Atrial fibrillation identification based on a deep transfer learning approach

Abstract

Objective: Detection of Atrial fibrillation (AF); as a very common cardiac arrhythmia; is a challenging issue because it is often asymptotic. Most of previous studies were based on feature extraction or training CNNs from scratch. Difficulties in finding appropriate features, requiring an expertise for feature extraction and tuning parameters, and needs for a large amount of labeled data are the most drawbacks of previous studies. The transfer learning is a solution for these problems especially in the medical analysis where available data is limited. The main goal of this study is to investigate the ability of transfer learning method for classification ECG signals into normal, AF, other rhythms and noisy classes. Approach: In our analysis, ECG signals have been transformed to 6 s segments images and fed to three well-known pre-trained models (AlexNet, VGG-16, and ResNet-152).
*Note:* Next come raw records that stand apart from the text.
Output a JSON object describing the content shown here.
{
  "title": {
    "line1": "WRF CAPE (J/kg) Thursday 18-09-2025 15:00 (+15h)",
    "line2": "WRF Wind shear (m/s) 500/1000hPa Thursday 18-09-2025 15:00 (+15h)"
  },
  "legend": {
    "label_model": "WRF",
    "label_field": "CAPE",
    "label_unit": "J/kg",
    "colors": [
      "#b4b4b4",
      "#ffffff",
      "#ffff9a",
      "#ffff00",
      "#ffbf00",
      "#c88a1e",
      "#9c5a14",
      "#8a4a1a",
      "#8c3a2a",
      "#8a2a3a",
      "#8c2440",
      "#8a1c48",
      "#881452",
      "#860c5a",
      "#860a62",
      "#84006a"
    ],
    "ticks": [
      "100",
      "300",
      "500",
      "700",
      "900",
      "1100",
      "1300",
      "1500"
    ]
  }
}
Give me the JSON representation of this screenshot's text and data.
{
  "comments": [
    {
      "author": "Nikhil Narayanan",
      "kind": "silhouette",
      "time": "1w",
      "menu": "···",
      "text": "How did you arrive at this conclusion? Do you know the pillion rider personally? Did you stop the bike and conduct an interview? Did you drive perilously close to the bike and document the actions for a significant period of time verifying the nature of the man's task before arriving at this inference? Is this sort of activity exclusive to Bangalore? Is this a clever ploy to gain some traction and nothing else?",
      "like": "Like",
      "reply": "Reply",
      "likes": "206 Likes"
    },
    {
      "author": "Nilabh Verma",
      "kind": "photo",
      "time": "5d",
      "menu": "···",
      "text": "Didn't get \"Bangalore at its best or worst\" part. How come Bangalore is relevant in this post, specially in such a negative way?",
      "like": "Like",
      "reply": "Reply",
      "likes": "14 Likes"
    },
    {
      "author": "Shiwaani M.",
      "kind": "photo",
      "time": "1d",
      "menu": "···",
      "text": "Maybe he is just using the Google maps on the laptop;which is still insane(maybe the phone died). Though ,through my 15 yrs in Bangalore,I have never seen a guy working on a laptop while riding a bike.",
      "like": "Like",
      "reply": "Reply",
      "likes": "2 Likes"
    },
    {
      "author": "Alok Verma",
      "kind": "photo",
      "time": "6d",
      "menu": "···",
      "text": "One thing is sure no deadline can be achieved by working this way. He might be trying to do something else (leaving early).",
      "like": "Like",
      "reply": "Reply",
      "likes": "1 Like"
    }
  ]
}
Features have been extracted from different layers of the models and used as the inputs of a classifier for AF detection. Then we have compared the best resulting model to proposed models trained from scratch. The proposed method also investigated the impact of models depth. The algorithms have been trained and validated using the public dataset of 2017 Physionet challenge. Main results: The method achieved average accuracy 87.9, and F-score 86.4 on the validation dataset (publicly available dataset). The second level of extracted features has the highest accuracy for all the pre-trained models in our study. Pre-trained AlexNet outperformed full training CNNs evaluated in this study. Significance: It is shown that the transfer learning method yields good accuracy recognition performance even when source and target datasets are completely different. The results show that the transfer learning is a reliable, accurate and low computational method to classify AF from short ECG signals while requires neither feature selection nor heavy processing steps.